La ministre de la Justice a affirmé que le caractère "terroriste" de l'attaque ne faisait "aucun doute". La section antiterroriste du parquet de Paris a donc été saisie, et le procureur de Paris, Rémy Heitz, s'est rendu sur place. L'enquête a été confiée à la sous-direction de l'antiterrorisme (Sdat), qui mène les investigations conjointement avec la Direction générale de la sécurité intérieure (DGSI) et la direction interrégionale de la police judiciaire de Rennes.

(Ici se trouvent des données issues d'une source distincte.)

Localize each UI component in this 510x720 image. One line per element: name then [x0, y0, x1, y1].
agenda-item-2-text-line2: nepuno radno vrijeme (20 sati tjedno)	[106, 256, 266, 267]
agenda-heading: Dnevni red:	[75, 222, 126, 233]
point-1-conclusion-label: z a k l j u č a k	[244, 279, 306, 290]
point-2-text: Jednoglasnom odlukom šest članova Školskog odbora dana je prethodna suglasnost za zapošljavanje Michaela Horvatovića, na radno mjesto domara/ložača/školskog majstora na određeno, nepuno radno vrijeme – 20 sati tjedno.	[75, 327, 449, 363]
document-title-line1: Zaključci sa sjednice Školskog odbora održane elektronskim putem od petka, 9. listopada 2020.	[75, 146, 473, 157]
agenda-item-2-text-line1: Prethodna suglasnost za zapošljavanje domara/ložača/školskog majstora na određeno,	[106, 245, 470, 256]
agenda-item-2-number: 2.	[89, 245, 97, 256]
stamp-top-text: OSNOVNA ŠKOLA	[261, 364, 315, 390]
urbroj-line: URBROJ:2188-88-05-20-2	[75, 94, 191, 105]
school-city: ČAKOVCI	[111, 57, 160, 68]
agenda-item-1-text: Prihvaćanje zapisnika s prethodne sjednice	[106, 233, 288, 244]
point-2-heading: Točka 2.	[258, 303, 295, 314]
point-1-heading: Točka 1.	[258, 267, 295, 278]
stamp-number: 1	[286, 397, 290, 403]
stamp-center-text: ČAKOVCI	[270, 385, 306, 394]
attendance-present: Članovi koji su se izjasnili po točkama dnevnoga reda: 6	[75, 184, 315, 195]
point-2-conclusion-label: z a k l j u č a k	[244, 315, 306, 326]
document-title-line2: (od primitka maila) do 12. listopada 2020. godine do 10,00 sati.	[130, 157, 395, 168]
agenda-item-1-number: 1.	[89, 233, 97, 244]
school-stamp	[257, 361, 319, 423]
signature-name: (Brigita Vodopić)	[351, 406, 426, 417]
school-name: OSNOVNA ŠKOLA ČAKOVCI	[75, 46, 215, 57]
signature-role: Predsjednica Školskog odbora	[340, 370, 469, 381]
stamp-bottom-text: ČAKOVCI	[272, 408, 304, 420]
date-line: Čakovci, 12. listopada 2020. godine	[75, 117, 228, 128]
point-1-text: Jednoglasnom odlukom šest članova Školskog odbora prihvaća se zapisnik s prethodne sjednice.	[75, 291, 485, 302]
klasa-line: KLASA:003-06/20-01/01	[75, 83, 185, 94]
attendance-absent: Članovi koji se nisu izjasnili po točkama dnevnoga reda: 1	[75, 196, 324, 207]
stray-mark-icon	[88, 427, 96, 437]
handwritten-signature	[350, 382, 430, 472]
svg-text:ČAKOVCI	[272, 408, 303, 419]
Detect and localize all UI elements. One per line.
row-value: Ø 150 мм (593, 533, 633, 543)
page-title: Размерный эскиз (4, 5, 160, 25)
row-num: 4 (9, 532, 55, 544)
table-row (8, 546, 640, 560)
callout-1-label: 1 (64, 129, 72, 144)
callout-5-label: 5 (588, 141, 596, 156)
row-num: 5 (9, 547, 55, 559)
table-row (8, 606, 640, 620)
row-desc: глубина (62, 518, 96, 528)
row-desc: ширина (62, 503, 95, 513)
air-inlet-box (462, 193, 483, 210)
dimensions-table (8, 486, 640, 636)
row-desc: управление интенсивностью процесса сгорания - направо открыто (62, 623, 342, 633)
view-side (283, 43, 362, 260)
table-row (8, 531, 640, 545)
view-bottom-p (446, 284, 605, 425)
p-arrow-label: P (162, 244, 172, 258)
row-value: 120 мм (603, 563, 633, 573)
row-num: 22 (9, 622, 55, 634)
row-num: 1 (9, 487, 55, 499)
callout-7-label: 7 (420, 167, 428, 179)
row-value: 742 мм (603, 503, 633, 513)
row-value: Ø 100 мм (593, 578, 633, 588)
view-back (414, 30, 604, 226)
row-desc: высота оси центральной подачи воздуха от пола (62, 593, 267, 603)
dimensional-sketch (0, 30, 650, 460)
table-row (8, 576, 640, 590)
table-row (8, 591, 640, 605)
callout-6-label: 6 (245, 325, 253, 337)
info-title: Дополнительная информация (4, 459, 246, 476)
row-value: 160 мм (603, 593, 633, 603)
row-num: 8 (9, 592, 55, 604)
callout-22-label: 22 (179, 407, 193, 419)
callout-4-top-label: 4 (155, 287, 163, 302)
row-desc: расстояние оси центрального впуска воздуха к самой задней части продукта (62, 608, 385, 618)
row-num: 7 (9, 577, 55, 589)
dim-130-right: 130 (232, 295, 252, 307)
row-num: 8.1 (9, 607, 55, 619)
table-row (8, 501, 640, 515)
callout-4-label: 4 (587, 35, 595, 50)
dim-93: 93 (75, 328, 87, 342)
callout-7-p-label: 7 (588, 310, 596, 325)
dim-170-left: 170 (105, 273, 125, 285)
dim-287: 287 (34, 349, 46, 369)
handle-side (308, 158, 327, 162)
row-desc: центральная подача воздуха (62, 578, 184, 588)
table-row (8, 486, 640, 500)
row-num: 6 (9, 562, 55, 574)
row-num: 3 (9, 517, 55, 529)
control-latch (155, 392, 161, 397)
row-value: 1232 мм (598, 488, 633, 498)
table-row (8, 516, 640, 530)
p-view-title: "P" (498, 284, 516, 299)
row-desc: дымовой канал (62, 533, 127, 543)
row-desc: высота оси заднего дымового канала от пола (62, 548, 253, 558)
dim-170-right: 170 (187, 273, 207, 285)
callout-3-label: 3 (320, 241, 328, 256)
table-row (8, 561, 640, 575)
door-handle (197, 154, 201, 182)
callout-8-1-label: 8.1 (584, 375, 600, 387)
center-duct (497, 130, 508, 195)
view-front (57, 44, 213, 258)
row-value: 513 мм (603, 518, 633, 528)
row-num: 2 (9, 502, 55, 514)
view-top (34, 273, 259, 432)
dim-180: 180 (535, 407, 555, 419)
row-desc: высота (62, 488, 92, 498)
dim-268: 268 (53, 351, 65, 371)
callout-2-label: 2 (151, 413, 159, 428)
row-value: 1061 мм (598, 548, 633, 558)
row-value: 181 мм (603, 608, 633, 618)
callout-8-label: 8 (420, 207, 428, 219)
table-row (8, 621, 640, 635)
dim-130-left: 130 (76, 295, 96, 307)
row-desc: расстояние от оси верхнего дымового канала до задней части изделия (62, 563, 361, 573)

Quelles sont les zones d'ombre de l'enquête ?

Nicole Belloubet a elle-même reconnu qu'il faudrait, "à froid, tirer toutes les conséquences de cette attaque terroriste". L'enquête devra tout d'abord déterminer comment l'homme a pu se procurer ce couteau en céramique. La ministre a exclu que cet objet ait pu se trouver parmi le matériel de cuisine disponible au sein de l'unité de vie familiale. Elle a revanche suggéré que le couteau ait pu être apporté par l'épouse, rappelant que les portiques sous lesquels passent les visiteurs ne détectent pas les objets en céramique.

La ministre de la Justice s'est également demandé si "toutes les ressources du renseignement pénitentiaire" ont bien été "mobilisées" dans cette affaire, et si les surveillants qui sont venus rejoindre le détenu "étaient parfaitement équipés". Outre l'enquête ouverte par le parquet antiterroriste, une enquête administrative de la Chancellerie tentera également de répondre à ces questions. Trois personnes ont été placées en garde à vue mardi soir.